Tornando alla formazione, le università toscane fanno anche formazione su tematiche brevettuali-economiche che poi servono come supporto a eventuali attività gestionali della ricerca? «Devo dire che in Toscana c’è una grande attenzione a queste tematiche; abbiamo, ad esempio, degli Industrial liason office molto ben funzionanti, che si sono messi in rete. Questo è stato fondamentale per far emergere le attività del Distretto toscano delle Scienze della Vita, di cui TLS è coordinatore. Ad esempio, l’iniziativa PhD Plus organizzata dal professor Ferragina, Prorettore al trasferimento tecnologico dell’Università di Pisa, affianca ai corsi tradizionali di dottorato di ricerca dei corsi su innovazione, trasferimento tecnologico, processi imprenditoriali, realizzati coinvolgendo direttamente imprenditori ed esperti del settore».

Le difficoltà risiedono spesso nel trovare i finanziamenti per far partire sia nuove iniziative, sia per portare avanti progetti già avviati. Che tipo di canali usate a questo scopo? «In Toscana era nato qualche anno fa ed è ancora attivo il fondo Toscana Innovazione, dove metà dei soldi – 44 milioni di euro in totale – li ha messi la Regione, metà le fondazioni bancarie regionali. Questo Fondo ha erogato finanziamenti per la creazione e lo sviluppo di idee innovative nei vari settori, tra cui le Life Sciences. Il problema, tipicamente italiano, è che esiste un sistema di finanziamento prevalentemente bancario poco incline al capitale di rischio. Faccio, però, un ragionamento a monte. Nel nostro settore c’è sicuramente bisogno di fondi per la creazione d’impresa, ma ancor di più di fondi di pre-seed financing, perché molto spesso il problema è quello di avere in mano risultati che non sono sufficientemente maturi per interessare chi poi investe nel capitale di rischio o per essere trasferiti».

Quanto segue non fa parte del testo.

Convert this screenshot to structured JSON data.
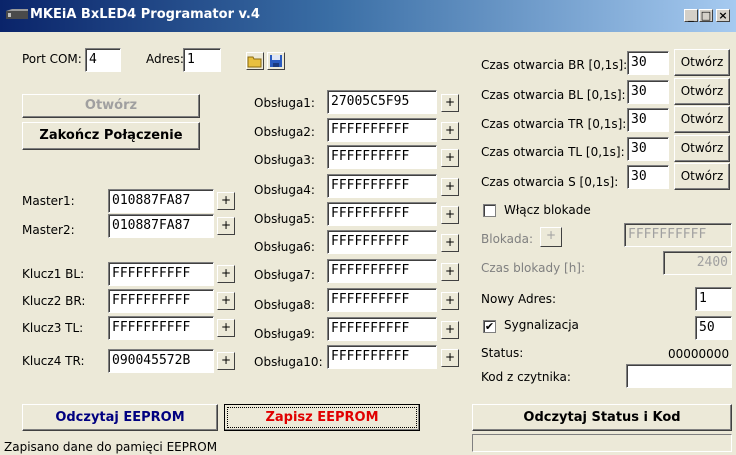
{
  "window": {
    "title": "MKEiA BxLED4 Programator v.4",
    "controls": [
      "_",
      "□",
      "×"
    ]
  },
  "connection": {
    "port_label": "Port COM:",
    "port_value": "4",
    "addr_label": "Adres:",
    "addr_value": "1",
    "open_label": "Otwórz",
    "close_label": "Zakończ Połączenie"
  },
  "masters": [
    {
      "label": "Master1:",
      "value": "010887FA87"
    },
    {
      "label": "Master2:",
      "value": "010887FA87"
    }
  ],
  "keys": [
    {
      "label": "Klucz1 BL:",
      "value": "FFFFFFFFFF"
    },
    {
      "label": "Klucz2 BR:",
      "value": "FFFFFFFFFF"
    },
    {
      "label": "Klucz3 TL:",
      "value": "FFFFFFFFFF"
    },
    {
      "label": "Klucz4 TR:",
      "value": "090045572B"
    }
  ],
  "obslugi": [
    {
      "label": "Obsługa1:",
      "value": "27005C5F95"
    },
    {
      "label": "Obsługa2:",
      "value": "FFFFFFFFFF"
    },
    {
      "label": "Obsługa3:",
      "value": "FFFFFFFFFF"
    },
    {
      "label": "Obsługa4:",
      "value": "FFFFFFFFFF"
    },
    {
      "label": "Obsługa5:",
      "value": "FFFFFFFFFF"
    },
    {
      "label": "Obsługa6:",
      "value": "FFFFFFFFFF"
    },
    {
      "label": "Obsługa7:",
      "value": "FFFFFFFFFF"
    },
    {
      "label": "Obsługa8:",
      "value": "FFFFFFFFFF"
    },
    {
      "label": "Obsługa9:",
      "value": "FFFFFFFFFF"
    },
    {
      "label": "Obsługa10:",
      "value": "FFFFFFFFFF"
    }
  ],
  "plus_label": "+",
  "timers": [
    {
      "label": "Czas otwarcia BR [0,1s]:",
      "value": "30",
      "btn": "Otwórz"
    },
    {
      "label": "Czas otwarcia BL [0,1s]:",
      "value": "30",
      "btn": "Otwórz"
    },
    {
      "label": "Czas otwarcia TR [0,1s]:",
      "value": "30",
      "btn": "Otwórz"
    },
    {
      "label": "Czas otwarcia TL [0,1s]:",
      "value": "30",
      "btn": "Otwórz"
    },
    {
      "label": "Czas otwarcia S [0,1s]:",
      "value": "30",
      "btn": "Otwórz"
    }
  ],
  "lock": {
    "enable_label": "Włącz blokade",
    "enabled": false,
    "label": "Blokada:",
    "value": "FFFFFFFFFF",
    "time_label": "Czas blokady [h]:",
    "time_value": "2400"
  },
  "settings": {
    "new_addr_label": "Nowy Adres:",
    "new_addr_value": "1",
    "signal_label": "Sygnalizacja",
    "signal_checked": true,
    "signal_check_glyph": "✔",
    "signal_value": "50",
    "status_label": "Status:",
    "status_value": "00000000",
    "reader_label": "Kod z czytnika:",
    "reader_value": ""
  },
  "actions": {
    "read_label": "Odczytaj EEPROM",
    "write_label": "Zapisz EEPROM",
    "read_status_label": "Odczytaj Status i Kod"
  },
  "colors": {
    "read": "#000080",
    "write": "#e00000"
  },
  "statusbar": {
    "message": "Zapisano dane do pamięci EEPROM"
  }
}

Questo significa che affinché un progetto risulti “interessante” deve arrivare prima almeno in fase 1? «Basterebbero evidenze precliniche o, ancor meglio, una vera e propria proof of concept. In molti casi, basterebbe veramente poco di più, magari un anno e mezzo di tempo e 100mila euro di investimenti per sviluppare questi risultati adeguatamente e renderli appetibili. Noi ci siamo focalizzati su questo fronte, perché ci sono molti progetti interessanti ma non ancora maturi per poter essere finanziati da strumenti come il fondo Toscana Innovazione. Bisognerebbe riuscire a costruire una catena del valore più integrata: m’immagino un sistema universitario in cui, dopo un’attenta ed efficiente selezione, vengano adeguatamente protetti i risultati dell’attività di ricerca e valorizzati attraverso strumenti di trasferimento tecnologico (licensing, creazione di spin-off ), ma ancor prima, con iniziative volte sviluppare in maniera ottimale l’attività di ricerca che sta alla base. Per far questo, la Regione Toscana ha investito molto in azioni dirette di finanziamento della ricerca, di valorizzazione del capitale umano (borse e assegni di ricerca) e di valorizzazione della ricerca (UVaR). Accompagnare fin dall’inizio le attività di ricerca aumenta notevolmente la probabilità di ottenere adeguato sviluppo e ritorni degli investimenti fatti».